L’Agence de Montréal avait décidé de limiter les RI à des établissements entre 25 et 40 lits chacun mais l’entreprise privée entendait plutôt offrir des bâtiments allant jusqu’à 90 lits : l’Agence a aussitôt accepté. Qui décide de l’organisation publique des soins au Québec ? Est-ce l’entreprise privée[7] ?
Le gouvernement favorise les RI parce qu’une place y coûte en moyenne 35 000 $ par an, comparativement à 60 000 $ pour une place en CHSLD. Cela est rendu possible par le fait que les employées des RI sont mal payées : elles gagnent entre 10,50 $ et 13 $ l’heure (en moyenne autour de 12 $), soit à peine plus que le salaire minimum. Plusieurs vivent sous le seuil de la pauvreté. Malgré leur dévouement, elles sont débordées parce qu’elles sont en moins grand nombre que dans les CHSLD. De plus, elles sont souvent moins bien formées. Leur taux de rotation est élevé. 82 % du personnel des ressources privées est féminin : concrètement, la privatisation, c’est l’appauvrissement garanti des femmes. Les préposées ont une moyenne d’âge de 44 ans et une moyenne d’ancienneté de 4 ans.
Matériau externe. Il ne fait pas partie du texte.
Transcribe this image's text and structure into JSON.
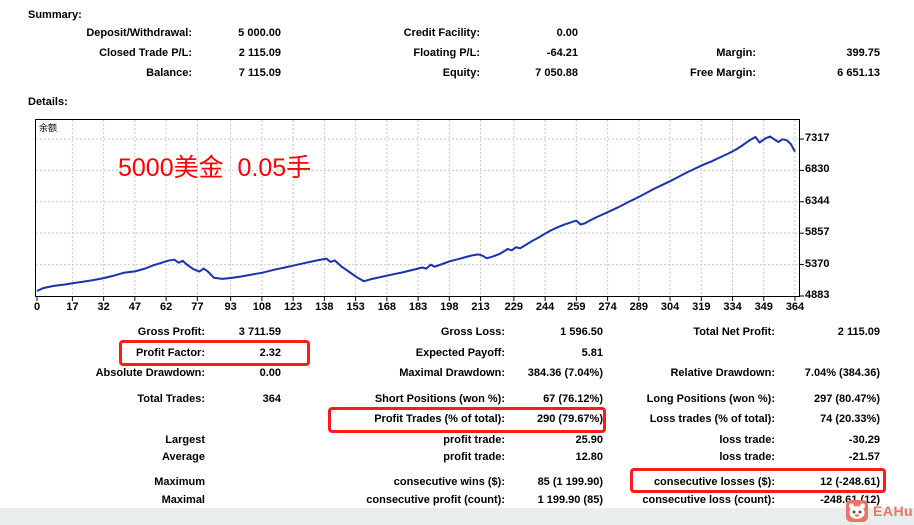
{
  "summary": {
    "heading": "Summary:",
    "rows": [
      {
        "l1": "Deposit/Withdrawal:",
        "v1": "5 000.00",
        "l2": "Credit Facility:",
        "v2": "0.00",
        "l3": "",
        "v3": ""
      },
      {
        "l1": "Closed Trade P/L:",
        "v1": "2 115.09",
        "l2": "Floating P/L:",
        "v2": "-64.21",
        "l3": "Margin:",
        "v3": "399.75"
      },
      {
        "l1": "Balance:",
        "v1": "7 115.09",
        "l2": "Equity:",
        "v2": "7 050.88",
        "l3": "Free Margin:",
        "v3": "6 651.13"
      }
    ]
  },
  "details": {
    "heading": "Details:",
    "rows": [
      {
        "l1": "Gross Profit:",
        "v1": "3 711.59",
        "l2": "Gross Loss:",
        "v2": "1 596.50",
        "l3": "Total Net Profit:",
        "v3": "2 115.09"
      },
      {
        "l1": "Profit Factor:",
        "v1": "2.32",
        "l2": "Expected Payoff:",
        "v2": "5.81",
        "l3": "",
        "v3": ""
      },
      {
        "l1": "Absolute Drawdown:",
        "v1": "0.00",
        "l2": "Maximal Drawdown:",
        "v2": "384.36 (7.04%)",
        "l3": "Relative Drawdown:",
        "v3": "7.04% (384.36)"
      },
      {
        "l1": "Total Trades:",
        "v1": "364",
        "l2": "Short Positions (won %):",
        "v2": "67 (76.12%)",
        "l3": "Long Positions (won %):",
        "v3": "297 (80.47%)"
      },
      {
        "l1": "",
        "v1": "",
        "l2": "Profit Trades (% of total):",
        "v2": "290 (79.67%)",
        "l3": "Loss trades (% of total):",
        "v3": "74 (20.33%)"
      },
      {
        "l1": "Largest",
        "v1": "",
        "l2": "profit trade:",
        "v2": "25.90",
        "l3": "loss trade:",
        "v3": "-30.29"
      },
      {
        "l1": "Average",
        "v1": "",
        "l2": "profit trade:",
        "v2": "12.80",
        "l3": "loss trade:",
        "v3": "-21.57"
      },
      {
        "l1": "Maximum",
        "v1": "",
        "l2": "consecutive wins ($):",
        "v2": "85 (1 199.90)",
        "l3": "consecutive losses ($):",
        "v3": "12 (-248.61)"
      },
      {
        "l1": "Maximal",
        "v1": "",
        "l2": "consecutive profit (count):",
        "v2": "1 199.90 (85)",
        "l3": "consecutive loss (count):",
        "v3": "-248.61 (12)"
      }
    ]
  },
  "chart": {
    "balance_label": "余额",
    "note": "5000美金  0.05手",
    "note_color": "#ff0000"
  },
  "chart_data": {
    "type": "line",
    "title": "余额",
    "xlabel": "",
    "ylabel": "",
    "legend_position": "none",
    "grid": true,
    "xlim": [
      0,
      364
    ],
    "ylim": [
      4883,
      7317
    ],
    "x_ticks": [
      0,
      17,
      32,
      47,
      62,
      77,
      93,
      108,
      123,
      138,
      153,
      168,
      183,
      198,
      213,
      229,
      244,
      259,
      274,
      289,
      304,
      319,
      334,
      349,
      364
    ],
    "y_ticks": [
      7317,
      6830,
      6344,
      5857,
      5370,
      4883
    ],
    "line_color": "#1733ad",
    "grid_color": "#c9c9c9",
    "series": [
      {
        "name": "Balance",
        "points": [
          [
            0,
            4960
          ],
          [
            3,
            5005
          ],
          [
            8,
            5040
          ],
          [
            13,
            5060
          ],
          [
            17,
            5080
          ],
          [
            22,
            5105
          ],
          [
            27,
            5130
          ],
          [
            32,
            5160
          ],
          [
            37,
            5200
          ],
          [
            42,
            5245
          ],
          [
            47,
            5265
          ],
          [
            52,
            5310
          ],
          [
            56,
            5360
          ],
          [
            60,
            5400
          ],
          [
            63,
            5430
          ],
          [
            66,
            5445
          ],
          [
            68,
            5400
          ],
          [
            70,
            5428
          ],
          [
            72,
            5370
          ],
          [
            75,
            5300
          ],
          [
            78,
            5262
          ],
          [
            80,
            5308
          ],
          [
            82,
            5265
          ],
          [
            85,
            5165
          ],
          [
            89,
            5148
          ],
          [
            93,
            5162
          ],
          [
            98,
            5185
          ],
          [
            103,
            5215
          ],
          [
            108,
            5242
          ],
          [
            114,
            5290
          ],
          [
            119,
            5325
          ],
          [
            123,
            5352
          ],
          [
            128,
            5390
          ],
          [
            133,
            5425
          ],
          [
            137,
            5450
          ],
          [
            139,
            5462
          ],
          [
            141,
            5412
          ],
          [
            143,
            5435
          ],
          [
            146,
            5345
          ],
          [
            150,
            5255
          ],
          [
            154,
            5165
          ],
          [
            157,
            5112
          ],
          [
            160,
            5140
          ],
          [
            164,
            5170
          ],
          [
            169,
            5205
          ],
          [
            175,
            5245
          ],
          [
            181,
            5292
          ],
          [
            185,
            5325
          ],
          [
            187,
            5308
          ],
          [
            189,
            5368
          ],
          [
            191,
            5338
          ],
          [
            194,
            5372
          ],
          [
            198,
            5420
          ],
          [
            202,
            5452
          ],
          [
            206,
            5488
          ],
          [
            209,
            5512
          ],
          [
            212,
            5528
          ],
          [
            214,
            5508
          ],
          [
            216,
            5468
          ],
          [
            219,
            5497
          ],
          [
            222,
            5532
          ],
          [
            224,
            5572
          ],
          [
            226,
            5612
          ],
          [
            228,
            5592
          ],
          [
            230,
            5640
          ],
          [
            232,
            5622
          ],
          [
            235,
            5682
          ],
          [
            238,
            5740
          ],
          [
            241,
            5792
          ],
          [
            244,
            5850
          ],
          [
            247,
            5905
          ],
          [
            250,
            5948
          ],
          [
            253,
            5988
          ],
          [
            256,
            6020
          ],
          [
            259,
            6052
          ],
          [
            261,
            5992
          ],
          [
            263,
            6008
          ],
          [
            266,
            6062
          ],
          [
            269,
            6110
          ],
          [
            272,
            6152
          ],
          [
            276,
            6212
          ],
          [
            280,
            6272
          ],
          [
            284,
            6340
          ],
          [
            288,
            6402
          ],
          [
            292,
            6470
          ],
          [
            296,
            6540
          ],
          [
            300,
            6600
          ],
          [
            304,
            6662
          ],
          [
            308,
            6730
          ],
          [
            312,
            6798
          ],
          [
            316,
            6858
          ],
          [
            320,
            6918
          ],
          [
            324,
            6972
          ],
          [
            328,
            7032
          ],
          [
            332,
            7092
          ],
          [
            336,
            7160
          ],
          [
            339,
            7222
          ],
          [
            342,
            7292
          ],
          [
            345,
            7348
          ],
          [
            347,
            7262
          ],
          [
            350,
            7330
          ],
          [
            352,
            7355
          ],
          [
            354,
            7312
          ],
          [
            356,
            7270
          ],
          [
            358,
            7312
          ],
          [
            360,
            7298
          ],
          [
            362,
            7240
          ],
          [
            364,
            7120
          ]
        ]
      }
    ]
  },
  "highlights": {
    "color": "#ff1a1a"
  },
  "watermark": {
    "text": "EAHub",
    "color": "#ee7365"
  }
}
Il a été constaté dans certaines RI que du personnel unilingue anglophone est affecté au service de bénéficiaires francophones.
A noter qu’il faut aussi considérer un coût supplémentaire à ajouter aux 35 000 $ : en effet, ce sont les CSSS qui doivent fournir aux RI le personnel infirmier externe et le personnel de réadaptation externe (physiothérapie, etc.).
La politique néo-libérale du gouvernement Charest est claire : il encourage l’accroissement des écarts de revenus entre les riches et les moins nantis en favorisant la création d’emplois sous-payés. Tout cela sur un fond de discours catastrophiste : « Nous sommes en déficit, il y a de plus en plus de vieux, on n’a pas les moyens », alors que de nombreuses études, dont celles de l’Institut de recherche et d’information socio-économiques (IRIS)[8], entre autres, montrent qu’une taxation appropriée générerait des fonds suffisants pour offrir des services publics de qualité à toutes et à tous.
Une recherche récente, menée par Margaret McGregor et Lisa Ronald de l’Institut de recherche en politiques publiques (IRPP), démontre qu’il y a davantage de chances d’avoir des services de moins bonne qualité dans les établissements privés de soins aux aînés, que dans les établissements publics[9]. Le Syndicat canadien de la fonction publique (SCFP) a fait réaliser des études qui vont dans le même sens.
Au 31 mars 2010, il y avait 5 850 personnes âgées en RI au Québec mais le gouvernement veut en augmenter considérablement le nombre au cours des prochaines années. Le gouvernement veut faire en sorte qu’il y ait un ratio de 0,8 lits en RI par 100 personnes de plus de 65 ans, ce qui donnerait 10 032 places en RI.
Les RI constitueraient une formule appropriée pour les personnes en moyenne perte d’autonomie si deux conditions étaient remplies : premièrement, si elles gardaient une taille humaine et raisonnable (un maximum de 40 lits, tel que prévu au départ) et deuxièmement, si elles étaient des établissements publics, et non pas des PPP (partenariats public-privé). Ne sommes-nous pas capables, comme société, de relever ce défi ?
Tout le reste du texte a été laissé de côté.